Learn how to authenticate with the Nurosentrix API.

REST APIAPI index

Overview

Nurosentrix uses token-based authentication. You can create API tokens in the dashboard and use them to authenticate API requests.

Creating API Tokens

  1. Log in to the Nurosentrix dashboard
  2. Go to Settings → API Keys
  3. Click "Create API Key"
  4. Give your token a descriptive name
  5. Select the permissions for this token
  6. Click "Create"
Important:

The full token is only shown once when created. Store it securely - you cannot retrieve it later.

Using API Tokens

Include your token in the Authorization header of every request:

Authorization: Bearer nsx_live_abc123...

Example Request

curl -X GET "https://app.nurosentrix.com/api/v1/servers" \
  -H "Authorization: Bearer nsx_live_abc123..." \
  -H "Content-Type: application/json"

Token Types

Live Tokens

Live tokens (prefixed with nsx_live_) have full access to your production resources. Use these in your production applications.

Test Tokens

Test tokens (prefixed with nsx_test_) are for development and testing.
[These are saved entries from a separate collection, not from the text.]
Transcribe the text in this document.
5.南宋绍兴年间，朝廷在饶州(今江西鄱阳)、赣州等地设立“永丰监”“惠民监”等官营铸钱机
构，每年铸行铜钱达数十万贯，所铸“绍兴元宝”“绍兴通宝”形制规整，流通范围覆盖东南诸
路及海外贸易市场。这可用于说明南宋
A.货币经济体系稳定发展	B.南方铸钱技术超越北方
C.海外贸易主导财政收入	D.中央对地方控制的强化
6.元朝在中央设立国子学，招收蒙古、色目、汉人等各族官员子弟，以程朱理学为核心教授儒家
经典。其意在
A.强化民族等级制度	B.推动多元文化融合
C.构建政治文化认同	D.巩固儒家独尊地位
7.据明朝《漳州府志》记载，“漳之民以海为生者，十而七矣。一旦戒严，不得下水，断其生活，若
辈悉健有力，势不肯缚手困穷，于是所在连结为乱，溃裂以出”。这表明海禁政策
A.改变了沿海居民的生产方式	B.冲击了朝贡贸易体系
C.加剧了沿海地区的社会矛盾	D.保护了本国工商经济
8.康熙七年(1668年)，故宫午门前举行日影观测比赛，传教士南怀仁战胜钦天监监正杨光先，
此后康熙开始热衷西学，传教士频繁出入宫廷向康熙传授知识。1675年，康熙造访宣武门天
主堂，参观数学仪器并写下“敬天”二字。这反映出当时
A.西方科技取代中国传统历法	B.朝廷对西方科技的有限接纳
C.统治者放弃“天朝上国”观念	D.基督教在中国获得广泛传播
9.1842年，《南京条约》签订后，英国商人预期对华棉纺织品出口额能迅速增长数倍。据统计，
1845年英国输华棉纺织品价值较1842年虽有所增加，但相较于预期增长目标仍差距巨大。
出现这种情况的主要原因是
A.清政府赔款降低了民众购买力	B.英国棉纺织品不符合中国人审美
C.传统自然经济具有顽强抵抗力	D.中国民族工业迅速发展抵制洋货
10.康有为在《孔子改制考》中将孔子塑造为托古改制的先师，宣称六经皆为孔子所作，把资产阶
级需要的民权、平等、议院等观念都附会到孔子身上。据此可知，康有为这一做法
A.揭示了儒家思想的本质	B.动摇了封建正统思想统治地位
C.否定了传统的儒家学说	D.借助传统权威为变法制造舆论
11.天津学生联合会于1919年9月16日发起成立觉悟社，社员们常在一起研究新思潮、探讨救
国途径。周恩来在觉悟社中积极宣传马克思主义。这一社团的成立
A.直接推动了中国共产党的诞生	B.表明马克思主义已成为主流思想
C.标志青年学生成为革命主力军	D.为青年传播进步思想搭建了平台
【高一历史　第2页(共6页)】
They have the same permissions but operate in a sandboxed environment.

Token Permissions

When creating a token, you can restrict its permissions:

PermissionDescription
servers:readView servers
servers:writeCreate, update, delete servers
instances:readView instances
instances:writeCreate, update, delete instances
instances:actionsStart, stop, restart instances
backups:readView backups
backups:writeCreate, delete backups
backups:restoreRestore backups
settings:readView account settings
settings:writeUpdate account settings

Error Responses

401 Unauthorized

Returned when no token is provided or the token is invalid:

{
  "success": false,
  "error": {
    "code": "UNAUTHORIZED",
    "message": "Invalid or missing authentication token"
  }
}

403 Forbidden

Returned when the token doesn't have permission for the requested action:

{
  "success": false,
  "error": {
    "code": "FORBIDDEN",
    "message": "Token does not have permission: servers:write"
  }
}

Session Authentication

For the web dashboard, Nurosentrix uses session-based authentication with JWT tokens. This is handled automatically when you log in through the web interface.

Login

POST /auth/login
{
  "email": "user@example.com",
  "password": "your-password"
}

Response

{
  "success": true,
  "data": {
    "token": "eyJhbGciOiJIUzI1NiIs...",
    "expires_at": "2024-01-16T10:30:00Z",
    "user": {
      "id": "usr_abc123",
      "email": "user@example.com",
      "name": "John Doe"
    }
  }
}

Security Best Practices

  • Never expose tokens in client-side code - API tokens should only be used server-side
  • Use environment variables - Store tokens in environment variables, not in code
  • Rotate tokens regularly - Create new tokens and revoke old ones periodically
  • Use minimal permissions - Only grant the permissions each token needs
  • Monitor token usage - Review API logs for unusual activity

Revoking Tokens

To revoke an API token:

  1. Go to Settings → API Keys
  2. Find the token you want to revoke
  3. Click the delete icon
  4. Confirm the revocation

Revoked tokens are immediately invalidated and cannot be used for any API requests.